I can't imagine the fear, desperation and pain Johnny must have endured. As a mother, I feel I can't think about it without going over the edge. I go through each day with a feeling of numbness. There is no joy in my life. It has been ripped away from me.… People have asked me if I wish there was still the death penalty and I must answer, ‘No.' My wish is for the perpetrator of this unforgivable and horrific act to reflect on his actions and die a slow death every day of his life
.

The trial had seen countless photos entered as exhibits. They were photographs of Twitchell, of his costumes, his movie props, his bloody knives, his messy car and home. They numbered in the hundreds, perhaps more.

But what all this documentation had failed to capture was the most important photo of all: an image of the victim himself.

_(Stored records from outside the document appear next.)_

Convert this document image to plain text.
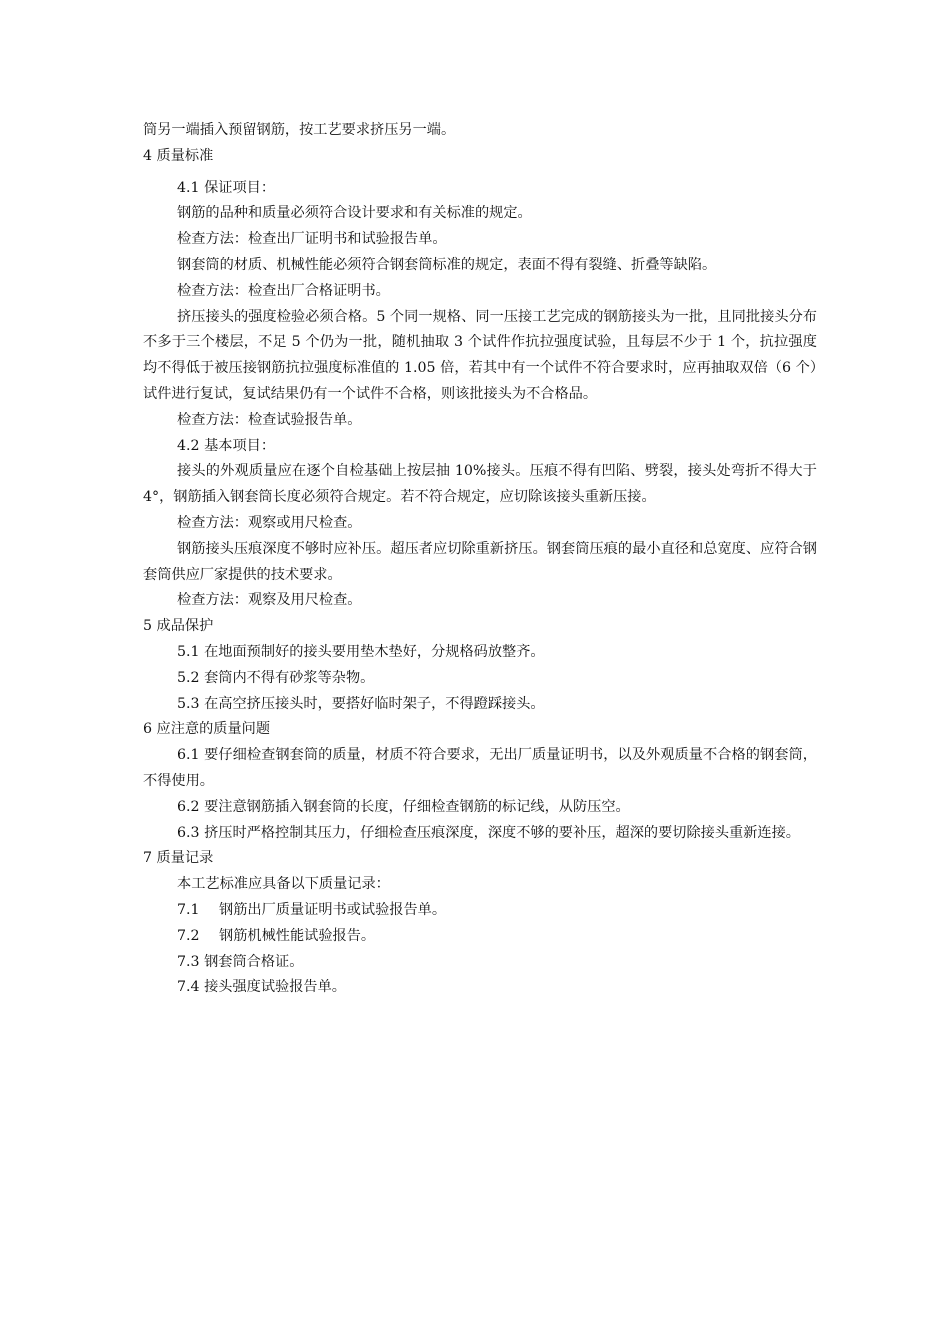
筒另一端插入预留钢筋，按工艺要求挤压另一端。
4 质量标准
4.1 保证项目：
钢筋的品种和质量必须符合设计要求和有关标准的规定。
检查方法：检查出厂证明书和试验报告单。
钢套筒的材质、机械性能必须符合钢套筒标准的规定，表面不得有裂缝、折叠等缺陷。
检查方法：检查出厂合格证明书。
挤压接头的强度检验必须合格。5 个同一规格、同一压接工艺完成的钢筋接头为一批，且同批接头分布不多于三个楼层，不足 5 个仍为一批，随机抽取 3 个试件作抗拉强度试验，且每层不少于 1 个，抗拉强度均不得低于被压接钢筋抗拉强度标准值的 1.05 倍，若其中有一个试件不符合要求时，应再抽取双倍（6 个）试件进行复试，复试结果仍有一个试件不合格，则该批接头为不合格品。
检查方法：检查试验报告单。
4.2 基本项目：
接头的外观质量应在逐个自检基础上按层抽 10%接头。压痕不得有凹陷、劈裂，接头处弯折不得大于 4°，钢筋插入钢套筒长度必须符合规定。若不符合规定，应切除该接头重新压接。
检查方法：观察或用尺检查。
钢筋接头压痕深度不够时应补压。超压者应切除重新挤压。钢套筒压痕的最小直径和总宽度、应符合钢套筒供应厂家提供的技术要求。
检查方法：观察及用尺检查。
5 成品保护
5.1 在地面预制好的接头要用垫木垫好，分规格码放整齐。
5.2 套筒内不得有砂浆等杂物。
5.3 在高空挤压接头时，要搭好临时架子，不得蹬踩接头。
6 应注意的质量问题
6.1 要仔细检查钢套筒的质量，材质不符合要求，无出厂质量证明书，以及外观质量不合格的钢套筒，不得使用。
6.2 要注意钢筋插入钢套筒的长度，仔细检查钢筋的标记线，从防压空。
6.3 挤压时严格控制其压力，仔细检查压痕深度，深度不够的要补压，超深的要切除接头重新连接。
7 质量记录
本工艺标准应具备以下质量记录：
7.1 钢筋出厂质量证明书或试验报告单。
7.2 钢筋机械性能试验报告。
7.3 钢套筒合格证。
7.4 接头强度试验报告单。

Both Gary and Elfriede filled that gap by including snapshots of Johnny in happier times as part of their victim impact statements. These three photos were entered
as the final exhibits, the bookend giving a face to the name of the victim everyone following the case had come to know.

In the three photos, Johnny looks happy and loved. In one, he has the Rocky Mountains stretched out behind him; in another he is simply smiling; the final photo shows him pointing, trying to get one of his nephews, a toddler, to look at the camera.

A typical family.

T
HE JUDGE TURNED HIS
attention to Mark Twitchell.

Justice Clackson told him it was now his last opportunity to offer whatever he wished to say before his sentence was delivered.

But Twitchell had fallen silent. Just like back at his first police interview with Clark, there was an excruciatingly long thirteen-second pregnant pause before he would stir to make a single sound.

An air fan hummed above as the gears grinded in his head.

“You know,” he began slowly, “I was actually going to address the court with some comments, but in light of everything that's been happening here, considering what's going on at the moment … I'll pass on that.”

The judge spared Twitchell a lecture since he never considered it his role. Instead, Justice Clackson simply stated the hard facts: “You are sentenced to spend the rest of your life in prison and you are not eligible to apply for parole until you have served twenty-five years of that sentence.”

For many, Twitchell's final comments seemed cowardly, a pathetic conclusion for a man who had refused to accept responsibility for his actions and who lied non-stop to everyone he knew to cover it up. Defiant until the ugly end, Twitchell, even now, offered no apology to the Altinger family, no apology to even his own family, his shattered ex-wife, or his daughter, who would now grow up with a notorious father behind bars.